Regarding my age, you are right; I am about 60 (I’ll hit that number in June), and I cannot know from personal experience what it is like to be 74 and wanting to train hard. My personal rest formula for dealing with arrhythmia is to have rest be the default, rather than more training. When in doubt, rest; you can’t hurt yourself much by resting, whereas the reverse may not be true.
Lots of research has focused on the amount of rest and recovery needed in order to optimize training loads (and avoid overtraining). There are many methods to detect recovery states, one of the primary ones being heart rate variability. When I was on the national cycling team back in the early 1980s, this was our main tool for determining overtraining or not — checking the resting heart rate (and body weight) first thing in the morning every day. This is a smartphone app I had for monitoring this five years ago when I still cared about optimizing my training before I developed my heart arrhythmia. In the face of your mind coming up with rationalizations for training hard anyway, you might listen to your little handheld computer telling you to back off if needed, rather than you telling yourself to do so based on an elevated morning resting heart rate and a drop in morning weight (indicating dehydration).
You can also take self-assessment questionnaires, which assess mood and other psychological factors, like the Profile of Mood States (POMS); these have been shown to be effective at detecting one’s recovery status. VeloNews will have a podcast on this topic soon with Trevor Connor, who knows a lot about it, hosted by Chris Case (one of my co-authors on “The Haywire Heart”).

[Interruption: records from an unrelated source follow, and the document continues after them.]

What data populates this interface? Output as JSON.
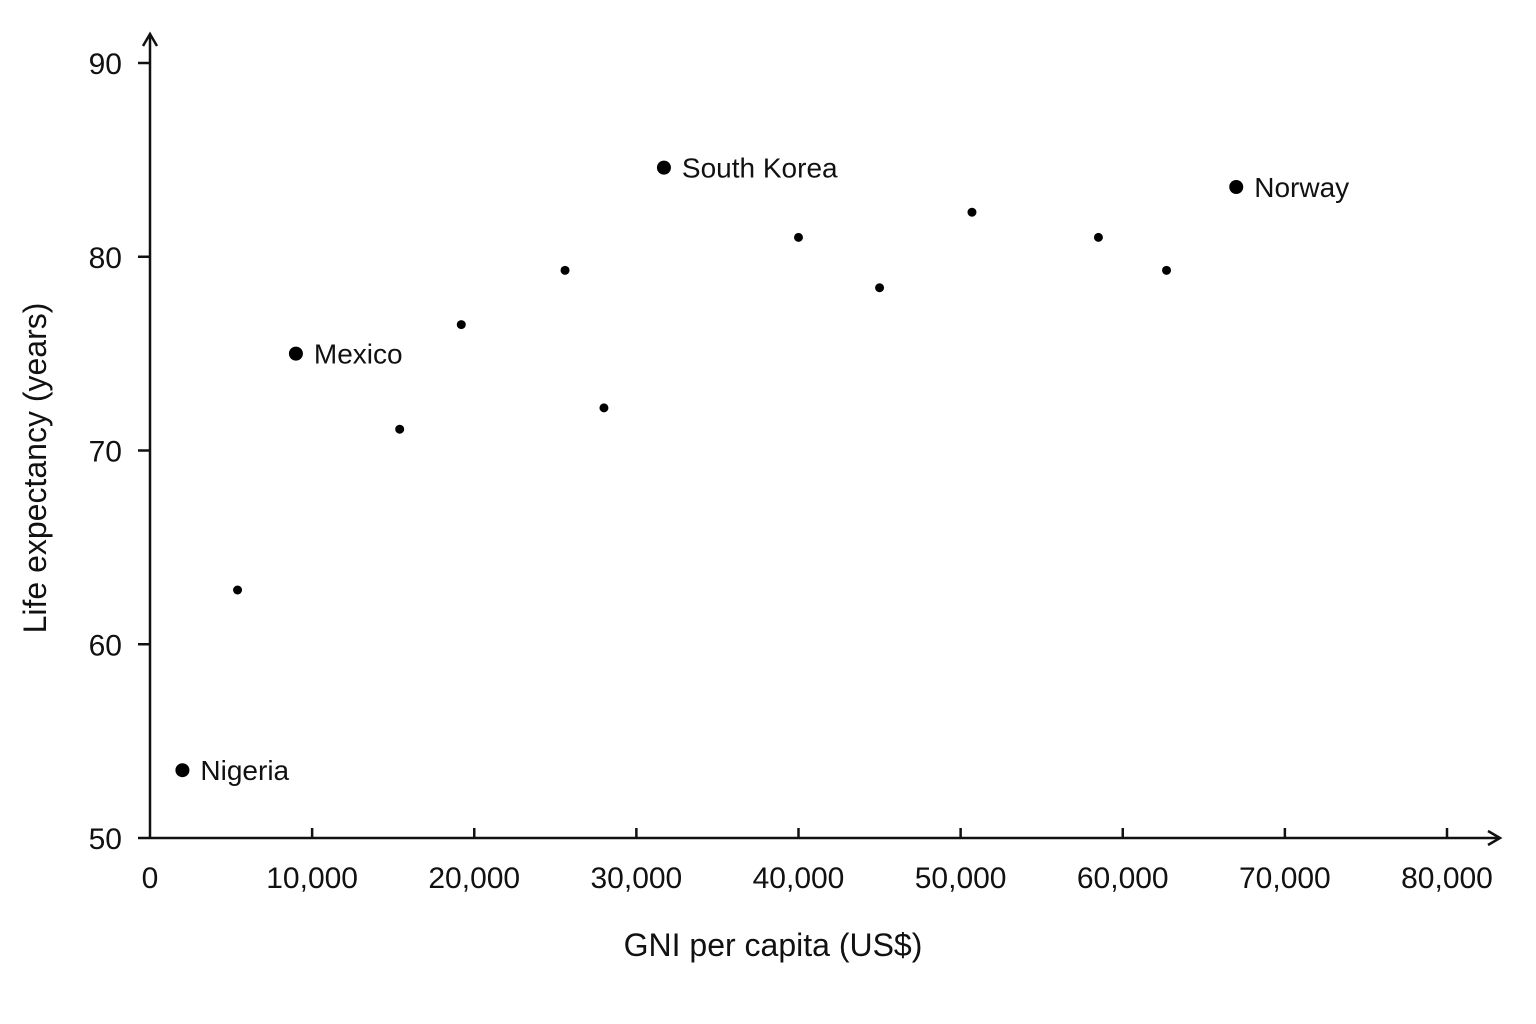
{
  "chart_data": {
    "type": "scatter",
    "title": "",
    "xlabel": "GNI per capita (US$)",
    "ylabel": "Life expectancy (years)",
    "xlim": [
      0,
      80000
    ],
    "ylim": [
      50,
      90
    ],
    "x_ticks": [
      {
        "value": 0,
        "label": "0"
      },
      {
        "value": 10000,
        "label": "10,000"
      },
      {
        "value": 20000,
        "label": "20,000"
      },
      {
        "value": 30000,
        "label": "30,000"
      },
      {
        "value": 40000,
        "label": "40,000"
      },
      {
        "value": 50000,
        "label": "50,000"
      },
      {
        "value": 60000,
        "label": "60,000"
      },
      {
        "value": 70000,
        "label": "70,000"
      },
      {
        "value": 80000,
        "label": "80,000"
      }
    ],
    "y_ticks": [
      {
        "value": 50,
        "label": "50"
      },
      {
        "value": 60,
        "label": "60"
      },
      {
        "value": 70,
        "label": "70"
      },
      {
        "value": 80,
        "label": "80"
      },
      {
        "value": 90,
        "label": "90"
      }
    ],
    "grid": false,
    "points": [
      {
        "x": 2000,
        "y": 53.5,
        "label": "Nigeria"
      },
      {
        "x": 5400,
        "y": 62.8,
        "label": ""
      },
      {
        "x": 9000,
        "y": 75.0,
        "label": "Mexico"
      },
      {
        "x": 15400,
        "y": 71.1,
        "label": ""
      },
      {
        "x": 19200,
        "y": 76.5,
        "label": ""
      },
      {
        "x": 25600,
        "y": 79.3,
        "label": ""
      },
      {
        "x": 28000,
        "y": 72.2,
        "label": ""
      },
      {
        "x": 31700,
        "y": 84.6,
        "label": "South Korea"
      },
      {
        "x": 40000,
        "y": 81.0,
        "label": ""
      },
      {
        "x": 45000,
        "y": 78.4,
        "label": ""
      },
      {
        "x": 50700,
        "y": 82.3,
        "label": ""
      },
      {
        "x": 58500,
        "y": 81.0,
        "label": ""
      },
      {
        "x": 62700,
        "y": 79.3,
        "label": ""
      },
      {
        "x": 67000,
        "y": 83.6,
        "label": "Norway"
      }
    ]
  },
  "colors": {
    "axis": "#111111",
    "point": "#000000",
    "background": "#ffffff"
  }
}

While recovery from training is well-studied, it is not necessarily the same thing as the amount of rest required to avoid developing an arrhythmia, which I have never heard of being studied. Still, I believe that the above methods would be useful for optimizing your training without overcooking yourself, and they may also be beneficial for avoiding arrhythmias.

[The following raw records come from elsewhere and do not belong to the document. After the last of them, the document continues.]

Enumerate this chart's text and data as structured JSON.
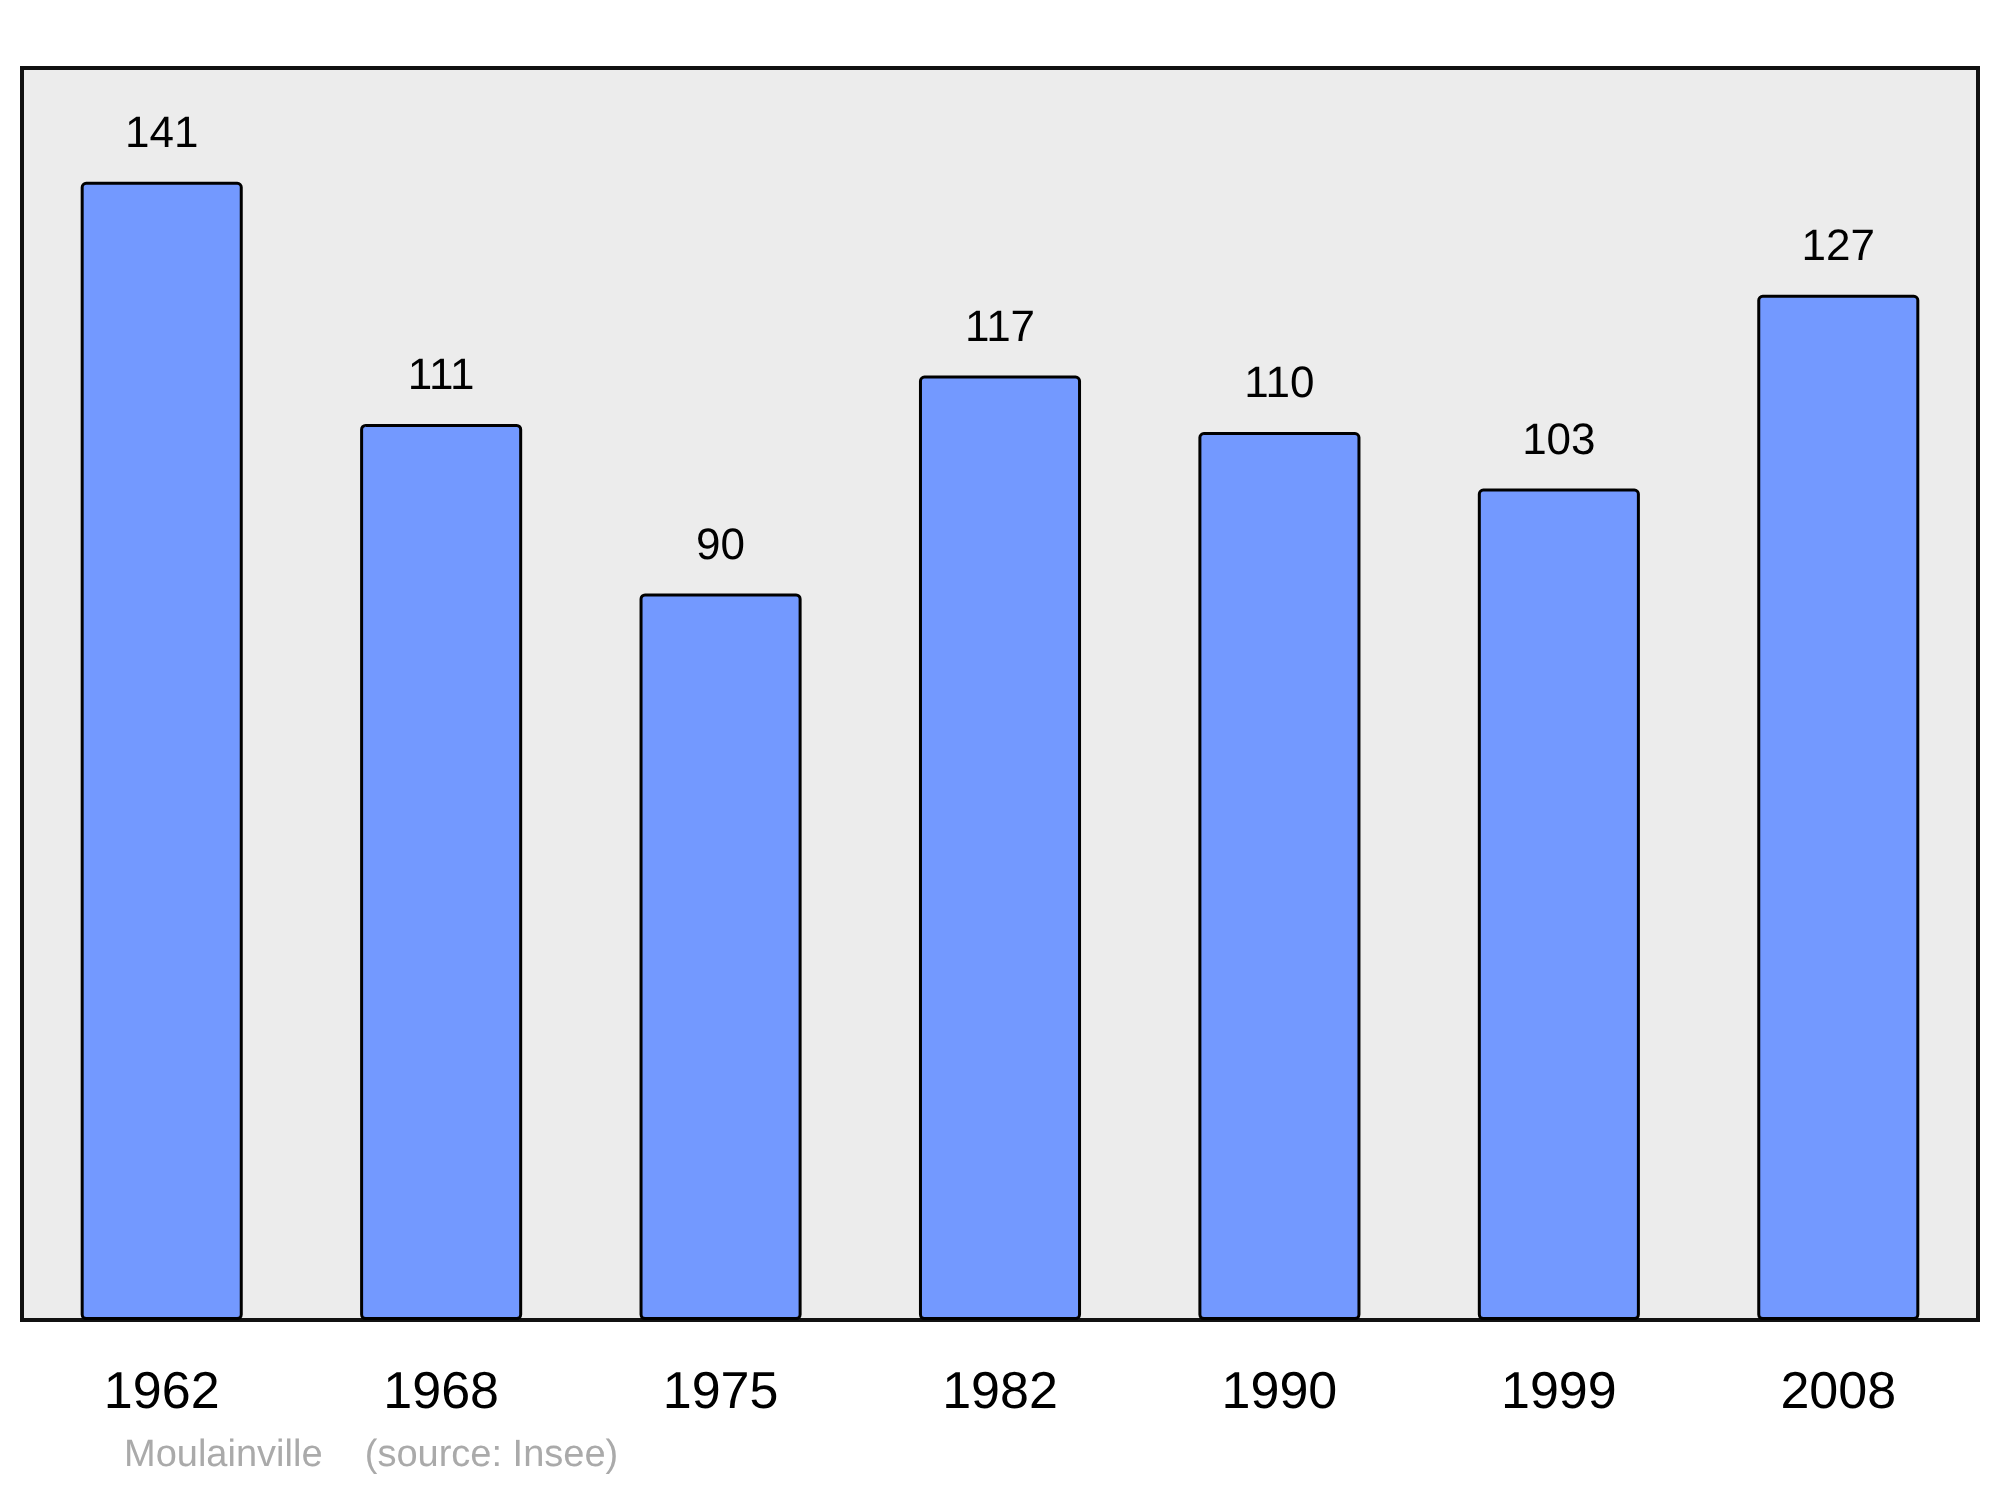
{
  "chart_data": {
    "type": "bar",
    "categories": [
      "1962",
      "1968",
      "1975",
      "1982",
      "1990",
      "1999",
      "2008"
    ],
    "values": [
      141,
      111,
      90,
      117,
      110,
      103,
      127
    ],
    "color": "#7399ff",
    "data_labels": true,
    "annotations": [
      "Moulainville    (source: Insee)"
    ]
  }
}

You didn’t say whether you are always in AFib, or whether you have paroxysmal AFib (meaning episodes of AFib that occur occasionally) or persistent AFib. Paroxysmal AFib episodes can last for a few seconds or a few days before the heart’s pacing returns to normal sinus rhythm, often on its own. This condition is fairly common among masters endurance athletes. Paroxysmal AFib and persistent AFib may be treated by “conversion” (cardioversion) back to sinus rhythm with an electric shock delivered via a pair of paddles while under anesthesia (or with drug therapy) if it goes on for many days or longer.
Since you said you were in sinus rhythm on the treadmill stress test, I imagine you are not in permanent AFib. Also, if you were always in AFib, your doctor probably would have put you on blood anticoagulants to prevent stroke, and I imagine you would have mentioned that. Since the heart is not functioning at optimal efficiency when the upper chambers (the atria) are fibrillating (disorganized, chaotic contractions over 300 bpm), AFib certainly decreases your cycling power output.
Sleep is the most important component of rest. If you have any doubt, I recommend you investigate whether you have sleep apnea, which can be done with a sleep test organized by a pulmonologist. Sleep apnea greatly increases the probability of an individual developing AFib, and it largely does that by straining your heart at night while reducing the amount of rest you get. If you are waking up without realizing it due to gasping for air to survive (waking this way 20,000 or more times per night is common in sleep apnea), you aren’t spending much, if any, time in REM sleep and thus aren’t getting good rest when you sleep.